On 03/12/2016 10:50 AM, Viktor Dukhovni wrote:
On Sat, Mar 12, 2016 at 10:31:44AM -0800, Alice Wonder wrote:
I stick with 2.11.x and probably will as long as it is maintained, and I
build against LibreSSL which is controversial to some, and a devel branch of
LibreSSL - but it works for me...
Note, I don't test against LibreSSL, and compatibility is not
promised.
OpenSSL 1.1.0 will include native DANE support which may be enabled
in future versions of Postfix in preference to the original Postfix
version.
LibreSSL got a head start on cleaning up the OpenSSL code, which
is easier to do when you have no legacy install-base to worry about,
this is now changing.
I understand that your choice works for you, that's fine.
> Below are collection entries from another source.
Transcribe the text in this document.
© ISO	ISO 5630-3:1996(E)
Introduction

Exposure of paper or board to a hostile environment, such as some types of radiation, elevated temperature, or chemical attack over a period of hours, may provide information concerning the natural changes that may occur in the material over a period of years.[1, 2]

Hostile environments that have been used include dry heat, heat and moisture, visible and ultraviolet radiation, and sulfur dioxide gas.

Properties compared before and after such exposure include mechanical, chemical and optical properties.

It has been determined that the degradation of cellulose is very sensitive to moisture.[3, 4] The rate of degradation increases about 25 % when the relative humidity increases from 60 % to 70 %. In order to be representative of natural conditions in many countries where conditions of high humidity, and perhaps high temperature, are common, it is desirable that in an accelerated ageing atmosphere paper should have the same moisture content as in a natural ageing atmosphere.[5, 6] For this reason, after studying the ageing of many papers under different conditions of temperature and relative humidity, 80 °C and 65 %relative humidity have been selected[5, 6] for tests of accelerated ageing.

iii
Just
saying that for most Postfix users I'd recommend sticking with
OpenSSL and upgrading each of Postfix and OpenSSL as opportunities
arise.
I understand that. Upgrading the version on OpenSSL on RHEL/CentOS
systems is not recommended. You could install a newer version in
/usr/local or /opt but then you have to make sure all your executables
use the right one.
Red Hat also removes most of the ECC curves from their build of OpenSSL.
Using LibreSSL for me anyway solves all those issues. I can leave the
system OpenSSL alone and just build server packages against LibreSSL.